Une production de quatre tomes en sept mois, puis plus rien à part une intégrale. La plupart du temps, l’intégrale, c’est la clôture d’une série ou d’un cycle. On peut supposer que la bande dessinée n’a pas rencontré le succès escompté. La série, sans révolutionner le genre, est agréable à la lecture et fait donc le job de divertissement.

Aslak

C’est l’histoire d’une histoire qu’un jarl a trop entendue. Il l’a tellement entendue qu’il finit par tuer son scalde. Il laisse un an à ses deux fils pour trouver de nouvelles histoires. Celui qui aura la meilleure, deviendra le scalde officiel, l’autre mourra. S’ils n’accomplissent pas leur mission, le chef tuera la maman restée au camp. Leur premier réflexe sera d’aller à la recherche du maître de leur père, pour se rendre compte qu’il ne connait que la même histoire… Le frère ainé essaie de rapidement tuer son jeune frère pour avoir la certitude d’être « l’élu ». Le plus jeune partira à l’aventure sur l’Aslak, le bateau d’une jeune femme caractérielle qui a repris la succession de son père. Avec eux, un oracle qui sent mauvais, un berserker qui a peur de la vue du sang.
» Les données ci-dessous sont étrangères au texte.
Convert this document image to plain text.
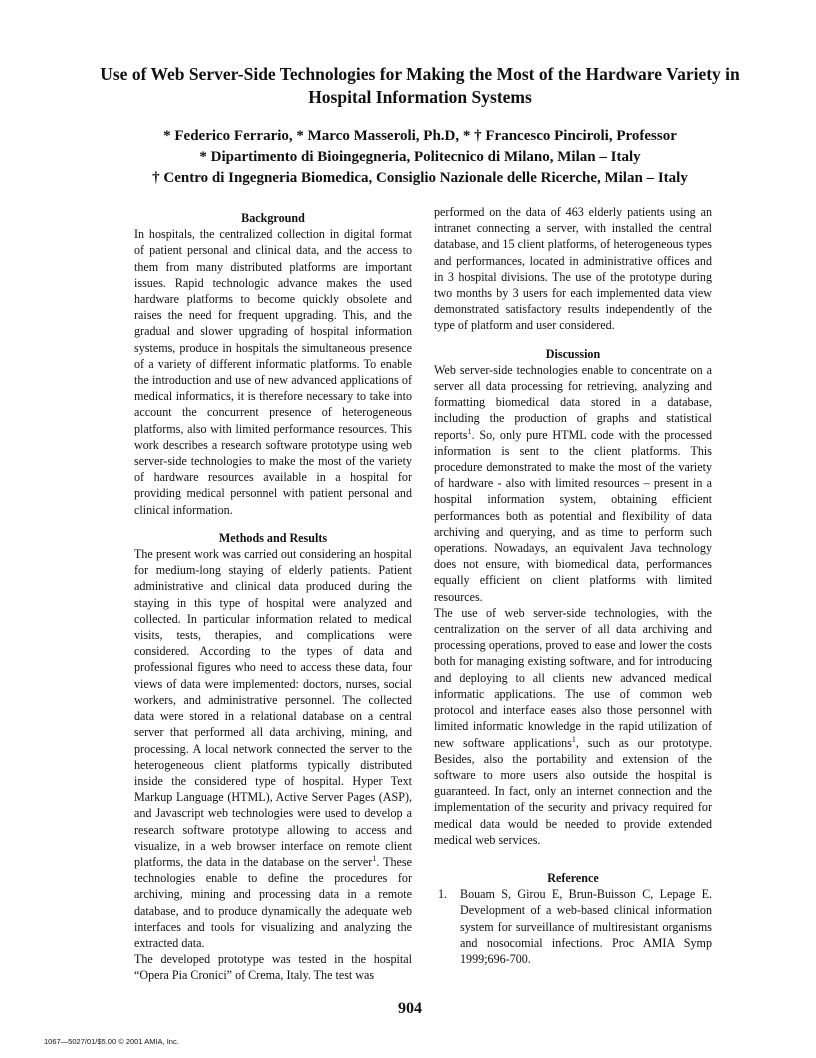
Use of Web Server-Side Technologies for Making the Most of the Hardware Variety in Hospital Information Systems
* Federico Ferrario, * Marco Masseroli, Ph.D, * † Francesco Pinciroli, Professor
* Dipartimento di Bioingegneria, Politecnico di Milano, Milan – Italy
† Centro di Ingegneria Biomedica, Consiglio Nazionale delle Ricerche, Milan – Italy

Background

In hospitals, the centralized collection in digital format of patient personal and clinical data, and the access to them from many distributed platforms are important issues. Rapid technologic advance makes the used hardware platforms to become quickly obsolete and raises the need for frequent upgrading. This, and the gradual and slower upgrading of hospital information systems, produce in hospitals the simultaneous presence of a variety of different informatic platforms. To enable the introduction and use of new advanced applications of medical informatics, it is therefore necessary to take into account the concurrent presence of heterogeneous platforms, also with limited performance resources. This work describes a research software prototype using web server-side technologies to make the most of the variety of hardware resources available in a hospital for providing medical personnel with patient personal and clinical information.

Methods and Results

The present work was carried out considering an hospital for medium-long staying of elderly patients. Patient administrative and clinical data produced during the staying in this type of hospital were analyzed and collected. In particular information related to medical visits, tests, therapies, and complications were considered. According to the types of data and professional figures who need to access these data, four views of data were implemented: doctors, nurses, social workers, and administrative personnel. The collected data were stored in a relational database on a central server that performed all data archiving, mining, and processing. A local network connected the server to the heterogeneous client platforms typically distributed inside the considered type of hospital. Hyper Text Markup Language (HTML), Active Server Pages (ASP), and Javascript web technologies were used to develop a research software prototype allowing to access and visualize, in a web browser interface on remote client platforms, the data in the database on the server$^1$. These technologies enable to define the procedures for archiving, mining and processing data in a remote database, and to produce dynamically the adequate web interfaces and tools for visualizing and analyzing the extracted data.

The developed prototype was tested in the hospital “Opera Pia Cronici” of Crema, Italy. The test was

performed on the data of 463 elderly patients using an intranet connecting a server, with installed the central database, and 15 client platforms, of heterogeneous types and performances, located in administrative offices and in 3 hospital divisions. The use of the prototype during two months by 3 users for each implemented data view demonstrated satisfactory results independently of the type of platform and user considered.

Discussion

Web server-side technologies enable to concentrate on a server all data processing for retrieving, analyzing and formatting biomedical data stored in a database, including the production of graphs and statistical reports$^1$. So, only pure HTML code with the processed information is sent to the client platforms. This procedure demonstrated to make the most of the variety of hardware - also with limited resources – present in a hospital information system, obtaining efficient performances both as potential and flexibility of data archiving and querying, and as time to perform such operations. Nowadays, an equivalent Java technology does not ensure, with biomedical data, performances equally efficient on client platforms with limited resources.

The use of web server-side technologies, with the centralization on the server of all data archiving and processing operations, proved to ease and lower the costs both for managing existing software, and for introducing and deploying to all clients new advanced medical informatic applications. The use of common web protocol and interface eases also those personnel with limited informatic knowledge in the rapid utilization of new software applications$^1$, such as our prototype. Besides, also the portability and extension of the software to more users also outside the hospital is guaranteed. In fact, only an internet connection and the implementation of the security and privacy required for medical data would be needed to provide extended medical web services.

Reference

1.	Bouam S, Girou E, Brun-Buisson C, Lepage E. Development of a web-based clinical information system for surveillance of multiresistant organisms and nosocomial infections. Proc AMIA Symp 1999;696-700.
904
1067—5027/01/$5.00 © 2001 AMIA, Inc.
Ils vont bien sûr vivre des tas d’aventures extraordinaires pour trouver l’histoire. Et comme on peut s’en douter, ces aventures font une très belle histoire à raconter sur six tomes. Aslak est une bande dessinée particulièrement étonnante. Teintée de mythologie nordique, on embarque dans une aventure totalement imprévisible. Monde féérique, monde des morts, Héraclès qui intervient ! Les auteurs nous offrent une aventure très originale, bien dessinée avec de nombreux personnages bien identifiés. À lire.

Le crépuscule des dieux

Le crépuscule des dieux est certainement ce qui se rapproche le plus de LA bande dessinée sur la mythologie nordique. L’histoire démarre avec l’Anneau des Nibelungen, l’anneau qui tord l’esprit. Odin roi d’Asgard, est corrompu par l’anneau et n’a d’autre choix que de se rendre sur terre. Il devra s’accoupler avec de nombreuses femmes jusqu’à trouver la bonne qui le libèrera de la malédiction de l’anneau. On va suivre ainsi les aventures d’Odin sur terre, avec lui la mythologie nordique. En « semant » sa flamme, Odin va chambouler l’ordre des mortels et pousser le monde vers le Ragnarök.

On aura par exemple l’histoire de Siegfried et de ses parents, comment il tua le dragon Fáfnir pour récupérer l’anneau. Sa relation avec Brunehilde la walkyrie, sa mort.

Malgré ses dix tomes, le crépuscule des dieux est une bande dessinée qui se lit rapidement. Elle est principalement graphique. Le dessin est somptueux, l’histoire quant à elle reprend la mythologie. C’est donc une lecture particulièrement agréable et certainement une bonne introduction pour qui veut se pencher sur ces histoires qui n’ont rien à envier aux grecs.